P035: LEAK SOMEWHERE
LEAK NOWHERE? LEAK HIDDEN IN A CANISTER
Christopher P Schwan, MD, Shashank Shettar, MD, Zachary Deutch; University of Florida College of Medicine Jacksonville
Introduction: The importance of a thorough preoperative anesthesia machine check cannot be over-emphasized. The modern breathing system has evolved such that automation makes the checkout process easier, but does not eliminate the possibility of leaks at unusual sites. We present a case wherein the source of circuit leak was hidden, and highlight the importance of troubleshooting with simple, reliable alternative airway management when the anesthesia machine/circle system does not perform as expected.
Case Presentation: Following intravenous induction for elective breast surgery, it was impossible to ventilate patient. An audible hissing sound was heard with attempted mask ventilation, despite what appeared to be excellent seal. The sound was clearly not emanating from around the face mask, though pinpointing the specific location was difficult due to background noise in the operating room (i.e. conversation, sound of suction device, monitoring tone). The circuit was carefully examined with no obvious leak detected. Patient’s oxygen saturation declined from 100% to the mid-90’s (Fig A). A prompt switchover was made to bag-mask ventilation via portable circuit and IV propofol was titrated to maintain anesthesia. Upon enlisting the assistance of other OR personnel in a quieted room, the source of leak was found to be the CO2-canister, which was cracked (Fig B). Replacement of the canister immediately corrected the problem and no further leak was observed. Patient was intubated and had uneventful surgery.

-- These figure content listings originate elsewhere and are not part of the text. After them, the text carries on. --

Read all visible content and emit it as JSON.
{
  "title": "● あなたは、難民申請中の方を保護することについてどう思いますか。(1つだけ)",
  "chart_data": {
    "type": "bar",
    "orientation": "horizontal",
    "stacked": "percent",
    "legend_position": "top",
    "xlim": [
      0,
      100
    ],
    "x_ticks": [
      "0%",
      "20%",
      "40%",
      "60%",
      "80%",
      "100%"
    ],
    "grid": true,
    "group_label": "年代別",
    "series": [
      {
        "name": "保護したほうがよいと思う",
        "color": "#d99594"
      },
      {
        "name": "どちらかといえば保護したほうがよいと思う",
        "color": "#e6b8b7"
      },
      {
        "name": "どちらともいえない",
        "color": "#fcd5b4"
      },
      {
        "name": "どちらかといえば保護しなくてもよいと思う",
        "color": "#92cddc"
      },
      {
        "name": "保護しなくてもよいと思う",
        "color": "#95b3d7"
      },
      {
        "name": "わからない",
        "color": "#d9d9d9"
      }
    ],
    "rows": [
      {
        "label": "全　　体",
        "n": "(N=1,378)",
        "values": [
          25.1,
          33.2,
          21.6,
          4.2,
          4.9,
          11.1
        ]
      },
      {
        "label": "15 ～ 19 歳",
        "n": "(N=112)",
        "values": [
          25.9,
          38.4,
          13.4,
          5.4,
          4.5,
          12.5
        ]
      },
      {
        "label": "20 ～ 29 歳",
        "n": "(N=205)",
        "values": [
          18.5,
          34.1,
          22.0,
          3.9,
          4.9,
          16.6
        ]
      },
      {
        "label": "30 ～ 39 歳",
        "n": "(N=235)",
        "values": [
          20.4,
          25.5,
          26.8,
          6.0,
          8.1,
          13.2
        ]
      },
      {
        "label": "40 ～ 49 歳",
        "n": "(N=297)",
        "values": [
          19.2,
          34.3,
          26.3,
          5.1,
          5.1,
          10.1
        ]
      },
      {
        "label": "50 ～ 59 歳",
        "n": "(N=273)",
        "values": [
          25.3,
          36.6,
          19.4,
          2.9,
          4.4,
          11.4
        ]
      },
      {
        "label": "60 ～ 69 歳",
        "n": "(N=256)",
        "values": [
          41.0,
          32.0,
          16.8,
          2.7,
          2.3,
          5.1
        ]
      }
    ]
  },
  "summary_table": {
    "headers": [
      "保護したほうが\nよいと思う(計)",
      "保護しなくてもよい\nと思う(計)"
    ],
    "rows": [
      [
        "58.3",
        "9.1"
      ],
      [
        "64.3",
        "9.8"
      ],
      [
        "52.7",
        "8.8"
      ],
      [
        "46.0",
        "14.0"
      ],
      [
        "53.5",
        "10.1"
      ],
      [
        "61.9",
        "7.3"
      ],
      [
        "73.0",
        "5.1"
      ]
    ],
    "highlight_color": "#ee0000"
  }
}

Discussion: Ventilation issues from desiccant canister leaks are not uncommon, as the canister itself is a key component of the ubiquitous circle system (Fig C). Review of anesthesia circuit leaks by Tokumine et al revealed 32% of leaks were due to violations of canister integrity. Several case reports have mentioned multiple makes and models of anesthesia machines with similar leaks. Reported leaks do not appear to arise from manufacturers’ defects, but from mechanical trauma to canisters, or from incorrect installation. The majority of canister leaks are discovered during pre-anesthesia machine checks, though in our case the leak was not discovered until after induction.
The importance of initiating basic airway management in the event of anesthesia machine failure or malfunction is a concept that every anesthesia provider should understand. Failure to initiate appropriate temporizing actions can result in hypoventilation, hypoxia, hypercapnia, and potentially anoxic brain injury. Initial management of a circuit leak should therefore focus on maintaining ventilation and oxygenation as first priority. Timely execution of logical, sequential steps in adjusting machine settings and troubleshooting the circuit is also imperative. When faced with unreliable delivery of inhaled anesthetic agent, maintenance of anesthesia is easily achieved with intravenous anesthetic agents. Anesthesia providers must possess a low threshold for bypassing potentially malfunctioning equipment and switching to a “fail-safe” alternative ventilation system such as the self-inflating bag, and must call for help early on. This provides the ability for one individual to ventilate the patient independently, without distraction(s), while other responders can calmly methodically troubleshoot the anesthesia machine and circuit.